Prescindendo dal notare che la costante giurisprudenza di legittimità afferma che "Non sussiste la violazione del principio di correlazione tra accusa e difesa ( art. 521 c.p.p. ), qualora l'imputato, cui sia stato contestato di essere l'autore materiale del fatto, sia riconosciuto responsabile a titolo di concorso morale, considerato che tale modifica non comporta una trasformazione essenziale del fatto addebitato, nè può provocare menomazioni del diritto di difesa, ponendosi in rapporto di continenza e non di eterogeneità rispetto alla originaria contestazione (Sez. 5, n. 15556 del 09/03/2011 - dep. 18/04/2011, Bruzzese, Rv. 250180)", va rilevato che dalla lettura dei capi di imputazione è evidente che il termine "nell'apporre" è stato utilizzato (in luogo dell'indicativo "apponevano") in funzione impersonale e non soggettivizzata, in funzione descrittiva della situazione disvelata. Lo specifico addebito mosso agli imputati consisteva di aver predisposto "artifici e raggiri consistenti... nell'apporre" firme false, dizione perfettamente compatibile con la non identificazione del soggetto che materialmente aveva posto in essere la falsificazione. Ancora una volta, l'aver identificato negli imputati i soggetti responsabili della truffa è stato ancorato ad una valutazione delle prove, compiuta logicamente e nel rispetto dei canoni di interpretazione dei fatti, che hanno posto in evidenza il loro ruolo apicale e di essere gli unici che avrebbero potuto rilevare l'anomalia in essere.

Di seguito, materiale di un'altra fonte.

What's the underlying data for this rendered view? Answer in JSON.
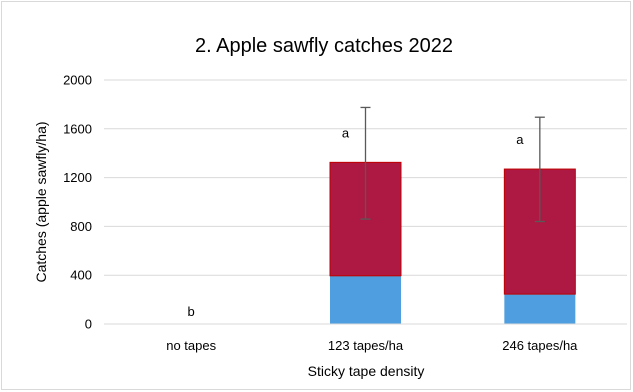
{
  "chart_data": {
    "type": "bar",
    "stacked": true,
    "title": "2. Apple sawfly catches 2022",
    "xlabel": "Sticky tape density",
    "ylabel": "Catches (apple sawfly/ha)",
    "ylim": [
      0,
      2000
    ],
    "yticks": [
      "0",
      "400",
      "800",
      "1200",
      "1600",
      "2000"
    ],
    "grid": true,
    "legend": "none",
    "categories": [
      "no tapes",
      "123 tapes/ha",
      "246 tapes/ha"
    ],
    "series": [
      {
        "values": [
          0,
          395,
          245
        ],
        "color": "#4f9fe0"
      },
      {
        "values": [
          0,
          930,
          1025
        ],
        "color": "#ad1942"
      }
    ],
    "totals": [
      0,
      1325,
      1270
    ],
    "error_bars": [
      {
        "low": 0,
        "high": 0
      },
      {
        "low": 860,
        "high": 1775
      },
      {
        "low": 840,
        "high": 1695
      }
    ],
    "significance_labels": [
      "b",
      "a",
      "a"
    ],
    "colors": {
      "bar_outline": "#c00000",
      "error_bar": "#595959",
      "gridline": "#d9d9d9"
    }
  }
}
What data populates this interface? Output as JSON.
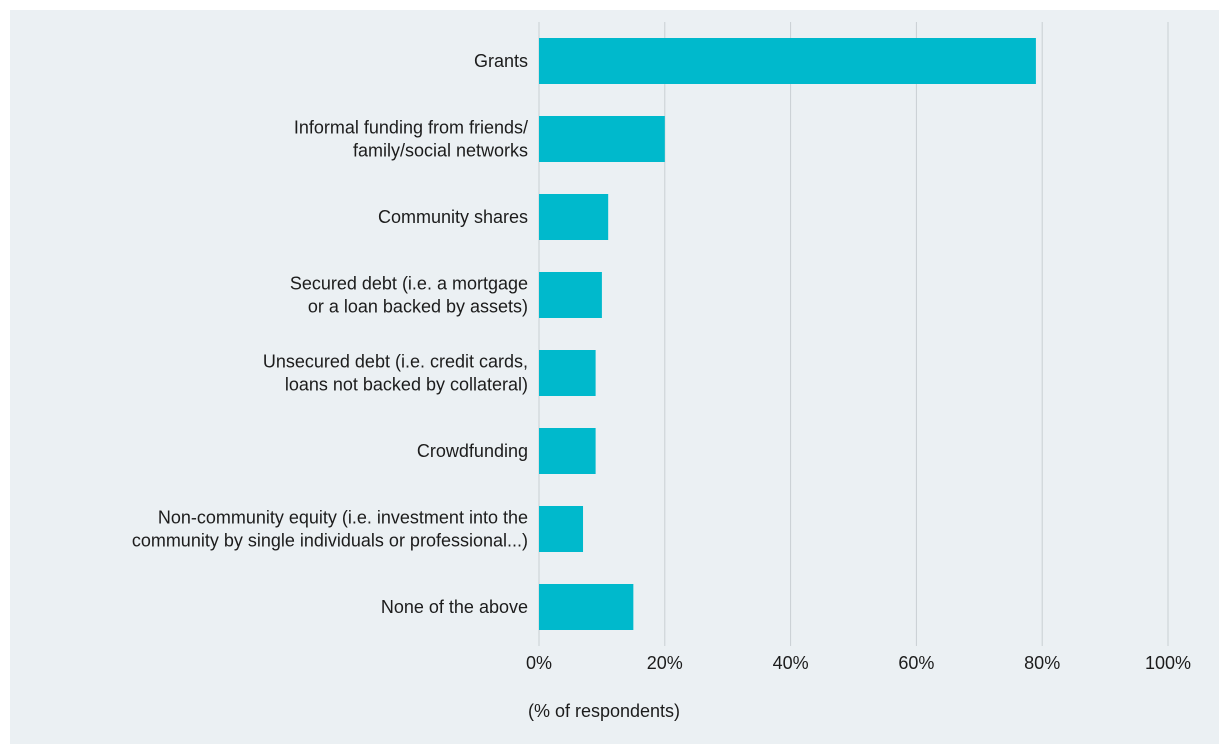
{
  "chart_data": {
    "type": "bar",
    "orientation": "horizontal",
    "title": "",
    "ylabel": "",
    "xlabel": "(% of respondents)",
    "categories": [
      [
        "Grants"
      ],
      [
        "Informal funding from friends/",
        "family/social networks"
      ],
      [
        "Community shares"
      ],
      [
        "Secured debt (i.e. a mortgage",
        "or a loan backed by assets)"
      ],
      [
        "Unsecured debt (i.e. credit cards,",
        "loans not backed by collateral)"
      ],
      [
        "Crowdfunding"
      ],
      [
        "Non-community equity (i.e. investment into the",
        "community by single individuals or professional...)"
      ],
      [
        "None of the above"
      ]
    ],
    "values": [
      79,
      20,
      11,
      10,
      9,
      9,
      7,
      15
    ],
    "xlim": [
      0,
      100
    ],
    "xticks": [
      0,
      20,
      40,
      60,
      80,
      100
    ],
    "xtick_labels": [
      "0%",
      "20%",
      "40%",
      "60%",
      "80%",
      "100%"
    ],
    "grid": "vertical",
    "legend": "none",
    "colors": {
      "bar": "#00b9cc",
      "grid": "#c9cfd3",
      "background": "#ebf0f3",
      "text": "#1c1c1c"
    }
  }
}
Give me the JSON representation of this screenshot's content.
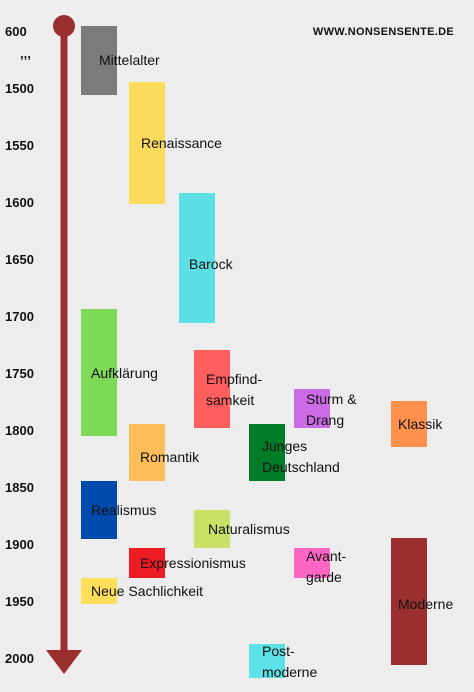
{
  "site": "WWW.NONSENSENTE.DE",
  "ticks": {
    "t600": "600",
    "tgap": ",,,",
    "t1500": "1500",
    "t1550": "1550",
    "t1600": "1600",
    "t1650": "1650",
    "t1700": "1700",
    "t1750": "1750",
    "t1800": "1800",
    "t1850": "1850",
    "t1900": "1900",
    "t1950": "1950",
    "t2000": "2000"
  },
  "colors": {
    "axis": "#9b2f30",
    "mittelalter": "#7b7b7b",
    "renaissance": "#fbdb5c",
    "barock": "#5ce0e6",
    "aufklaerung": "#7ed957",
    "empfindsamkeit": "#ff5e5e",
    "sturm": "#cb6ce6",
    "klassik": "#ff914d",
    "romantik": "#ffbd59",
    "junges": "#007b28",
    "realismus": "#004aad",
    "naturalismus": "#c9e265",
    "expressionismus": "#ed1c24",
    "avantgarde": "#ff66c4",
    "neue": "#ffde59",
    "moderne": "#9b2f30",
    "postmoderne": "#5ce1e6"
  },
  "epochs": {
    "mittelalter": "Mittelalter",
    "renaissance": "Renaissance",
    "barock": "Barock",
    "aufklaerung": "Aufklärung",
    "empfindsamkeit_1": "Empfind-",
    "empfindsamkeit_2": "samkeit",
    "sturm_1": "Sturm &",
    "sturm_2": "Drang",
    "klassik": "Klassik",
    "romantik": "Romantik",
    "junges_1": "Junges",
    "junges_2": "Deutschland",
    "realismus": "Realismus",
    "naturalismus": "Naturalismus",
    "expressionismus": "Expressionismus",
    "avantgarde_1": "Avant-",
    "avantgarde_2": "garde",
    "neue": "Neue Sachlichkeit",
    "moderne": "Moderne",
    "postmoderne_1": "Post-",
    "postmoderne_2": "moderne"
  }
}
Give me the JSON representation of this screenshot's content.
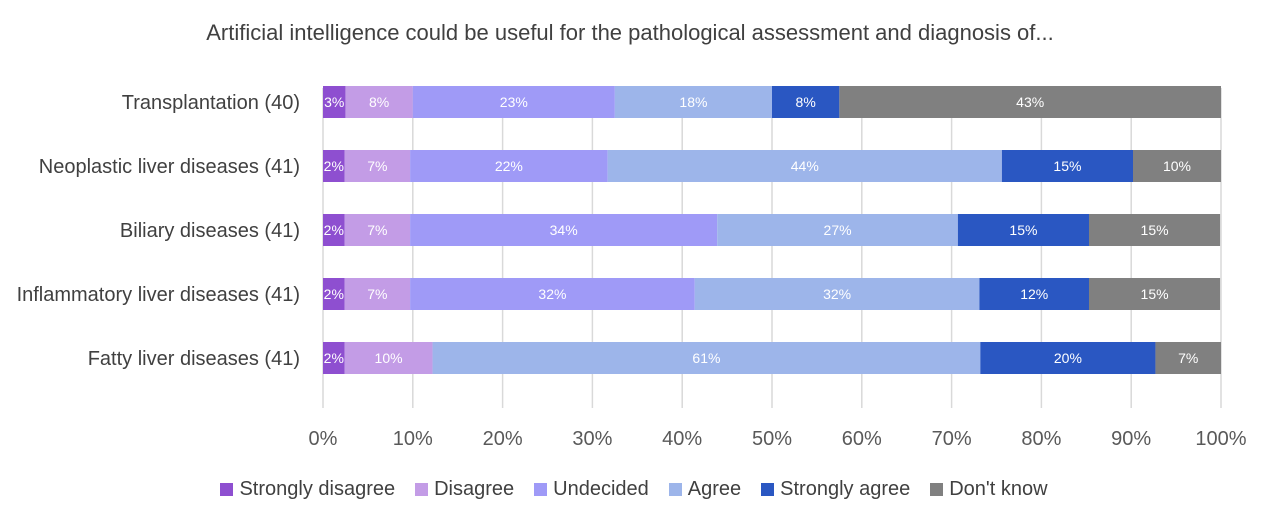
{
  "chart_data": {
    "type": "bar",
    "orientation": "horizontal",
    "stacked": true,
    "title": "Artificial intelligence could be useful for the pathological assessment and diagnosis of...",
    "categories": [
      "Transplantation (40)",
      "Neoplastic liver diseases (41)",
      "Biliary diseases (41)",
      "Inflammatory liver diseases (41)",
      "Fatty liver diseases (41)"
    ],
    "series": [
      {
        "name": "Strongly disagree",
        "color": "#8e4fd0",
        "values": [
          2.5,
          2.4,
          2.4,
          2.4,
          2.4
        ],
        "labels": [
          "3%",
          "2%",
          "2%",
          "2%",
          "2%"
        ]
      },
      {
        "name": "Disagree",
        "color": "#c39ce6",
        "values": [
          7.5,
          7.3,
          7.3,
          7.3,
          9.8
        ],
        "labels": [
          "8%",
          "7%",
          "7%",
          "7%",
          "10%"
        ]
      },
      {
        "name": "Undecided",
        "color": "#9f9af7",
        "values": [
          22.5,
          22.0,
          34.2,
          31.7,
          0
        ],
        "labels": [
          "23%",
          "22%",
          "34%",
          "32%",
          ""
        ]
      },
      {
        "name": "Agree",
        "color": "#9db5ea",
        "values": [
          17.5,
          43.9,
          26.8,
          31.7,
          61.0
        ],
        "labels": [
          "18%",
          "44%",
          "27%",
          "32%",
          "61%"
        ]
      },
      {
        "name": "Strongly agree",
        "color": "#2a57c2",
        "values": [
          7.5,
          14.6,
          14.6,
          12.2,
          19.5
        ],
        "labels": [
          "8%",
          "15%",
          "15%",
          "12%",
          "20%"
        ]
      },
      {
        "name": "Don't know",
        "color": "#808080",
        "values": [
          42.5,
          9.8,
          14.6,
          14.6,
          7.3
        ],
        "labels": [
          "43%",
          "10%",
          "15%",
          "15%",
          "7%"
        ]
      }
    ],
    "xlim": [
      0,
      100
    ],
    "xticks": [
      "0%",
      "10%",
      "20%",
      "30%",
      "40%",
      "50%",
      "60%",
      "70%",
      "80%",
      "90%",
      "100%"
    ],
    "grid": "vertical",
    "legend": "bottom"
  }
}
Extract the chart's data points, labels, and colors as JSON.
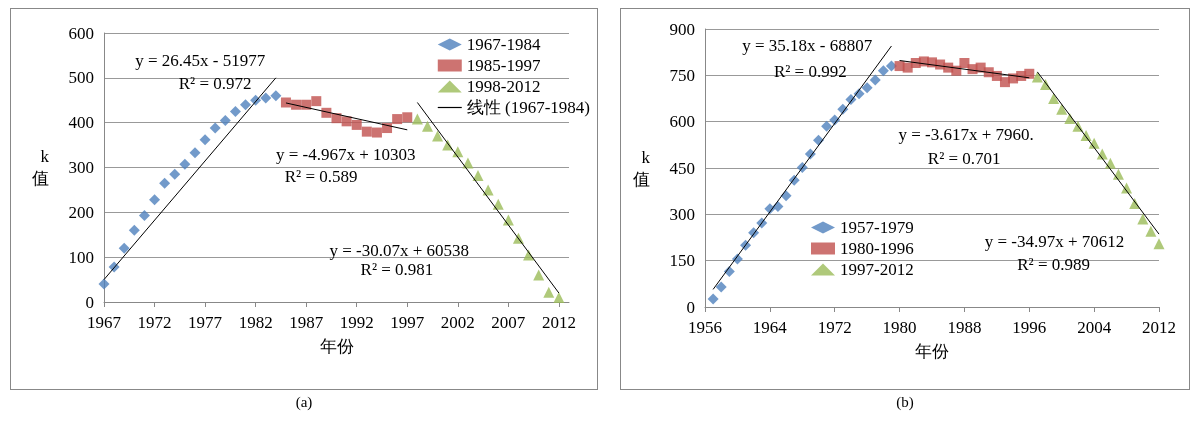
{
  "chart_data": [
    {
      "type": "scatter",
      "title": "(a)",
      "xlabel": "年份",
      "ylabel": "k值",
      "xlim": [
        1967,
        2013
      ],
      "xticks": [
        1967,
        1972,
        1977,
        1982,
        1987,
        1992,
        1997,
        2002,
        2007,
        2012
      ],
      "ylim": [
        0,
        600
      ],
      "yticks": [
        0,
        100,
        200,
        300,
        400,
        500,
        600
      ],
      "grid": "y",
      "legend": "top right",
      "series": [
        {
          "name": "1967-1984",
          "marker": "diamond",
          "color": "#4f81bd",
          "x": [
            1967,
            1968,
            1969,
            1970,
            1971,
            1972,
            1973,
            1974,
            1975,
            1976,
            1977,
            1978,
            1979,
            1980,
            1981,
            1982,
            1983,
            1984
          ],
          "values": [
            40,
            78,
            120,
            160,
            193,
            228,
            265,
            285,
            307,
            333,
            362,
            388,
            405,
            425,
            440,
            450,
            455,
            460
          ]
        },
        {
          "name": "1985-1997",
          "marker": "square",
          "color": "#c0504d",
          "x": [
            1985,
            1986,
            1987,
            1988,
            1989,
            1990,
            1991,
            1992,
            1993,
            1994,
            1995,
            1996,
            1997
          ],
          "values": [
            445,
            440,
            440,
            448,
            422,
            410,
            403,
            395,
            380,
            378,
            388,
            408,
            412
          ]
        },
        {
          "name": "1998-2012",
          "marker": "triangle",
          "color": "#9bbb59",
          "x": [
            1998,
            1999,
            2000,
            2001,
            2002,
            2003,
            2004,
            2005,
            2006,
            2007,
            2008,
            2009,
            2010,
            2011,
            2012
          ],
          "values": [
            408,
            392,
            370,
            350,
            335,
            310,
            282,
            250,
            218,
            183,
            142,
            105,
            60,
            22,
            10
          ]
        },
        {
          "name": "线性 (1967-1984)",
          "type": "line",
          "marker": "none",
          "line_style": "solid",
          "color": "#000000",
          "x": [
            1967,
            1984
          ],
          "values": [
            50,
            500
          ]
        },
        {
          "type": "line",
          "marker": "none",
          "line_style": "solid",
          "color": "#000000",
          "x": [
            1985,
            1997
          ],
          "values": [
            444,
            384
          ]
        },
        {
          "type": "line",
          "marker": "none",
          "line_style": "solid",
          "color": "#000000",
          "x": [
            1998,
            2012
          ],
          "values": [
            445,
            20
          ]
        }
      ],
      "annotations": [
        "y = 26.45x - 51977",
        "R² = 0.972",
        "y = -4.967x + 10303",
        "R² = 0.589",
        "y = -30.07x + 60538",
        "R² = 0.981"
      ]
    },
    {
      "type": "scatter",
      "title": "(b)",
      "xlabel": "年份",
      "ylabel": "k值",
      "xlim": [
        1956,
        2012
      ],
      "xticks": [
        1956,
        1964,
        1972,
        1980,
        1988,
        1996,
        2004,
        2012
      ],
      "ylim": [
        0,
        900
      ],
      "yticks": [
        0,
        150,
        300,
        450,
        600,
        750,
        900
      ],
      "grid": "y",
      "legend": "bottom left",
      "series": [
        {
          "name": "1957-1979",
          "marker": "diamond",
          "color": "#4f81bd",
          "x": [
            1957,
            1958,
            1959,
            1960,
            1961,
            1962,
            1963,
            1964,
            1965,
            1966,
            1967,
            1968,
            1969,
            1970,
            1971,
            1972,
            1973,
            1974,
            1975,
            1976,
            1977,
            1978,
            1979
          ],
          "values": [
            26,
            65,
            115,
            155,
            200,
            240,
            272,
            318,
            325,
            360,
            410,
            452,
            495,
            540,
            585,
            605,
            640,
            672,
            690,
            710,
            735,
            765,
            780
          ]
        },
        {
          "name": "1980-1996",
          "marker": "square",
          "color": "#c0504d",
          "x": [
            1980,
            1981,
            1982,
            1983,
            1984,
            1985,
            1986,
            1987,
            1988,
            1989,
            1990,
            1991,
            1992,
            1993,
            1994,
            1995,
            1996
          ],
          "values": [
            780,
            775,
            790,
            795,
            792,
            785,
            775,
            765,
            790,
            770,
            775,
            760,
            748,
            728,
            740,
            748,
            755
          ]
        },
        {
          "name": "1997-2012",
          "marker": "triangle",
          "color": "#9bbb59",
          "x": [
            1997,
            1998,
            1999,
            2000,
            2001,
            2002,
            2003,
            2004,
            2005,
            2006,
            2007,
            2008,
            2009,
            2010,
            2011,
            2012
          ],
          "values": [
            745,
            720,
            675,
            640,
            610,
            585,
            555,
            530,
            495,
            465,
            430,
            385,
            335,
            285,
            245,
            205
          ]
        },
        {
          "type": "line",
          "marker": "none",
          "line_style": "solid",
          "color": "#000000",
          "x": [
            1957,
            1979
          ],
          "values": [
            57,
            845
          ]
        },
        {
          "type": "line",
          "marker": "none",
          "line_style": "solid",
          "color": "#000000",
          "x": [
            1980,
            1996
          ],
          "values": [
            798,
            742
          ]
        },
        {
          "type": "line",
          "marker": "none",
          "line_style": "solid",
          "color": "#000000",
          "x": [
            1997,
            2012
          ],
          "values": [
            761,
            236
          ]
        }
      ],
      "annotations": [
        "y = 35.18x - 68807",
        "R² = 0.992",
        "y = -3.617x + 7960.",
        "R² = 0.701",
        "y = -34.97x + 70612",
        "R² = 0.989"
      ]
    }
  ]
}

5. Quanto infine al motivo sulla prescrizione, la Corte di appello militare ha correttamente ancorato la commissione dei reati alle singole date in cui è stata apposta la falsa firma, così come, con valutazione di fatto, risultava dalle indagini compiute (pag. 48 della sentenza). Non vi è ragione quindi per applicare il principio del favor rei richiamato dalla difesa che, ai fini della retrodatazione della data di consumazione del reato e della prescrizione del reato (al 1 gennaio o al 1 luglio 2006), presuppone che non sia stata accertata quella reale.
6. Ne consegue l'inammissibilità del ricorso e la condanna dei ricorrenti al pagamento delle spese del procedimento nonchè ciascuno al versamento in favore della Cassa delle Ammende, di una somma determinata, equamente, in Euro 1000,00, tenuto conto del fatto che non sussistono elementi per ritenere che "la parte abbia proposto ricorso senza versare in colpa nella determinazione della causa di inammissibilità". (Corte Cost. 186/2000).
P.Q.M.
Dichiara inammissibile il ricorso e condanna i ricorrente al pagamento delle spese processuali e ciascuno al versamento della somma di Euro 1000,00 alla Cassa delle Ammende.
Così deciso in Roma, il 2 dicembre 2014.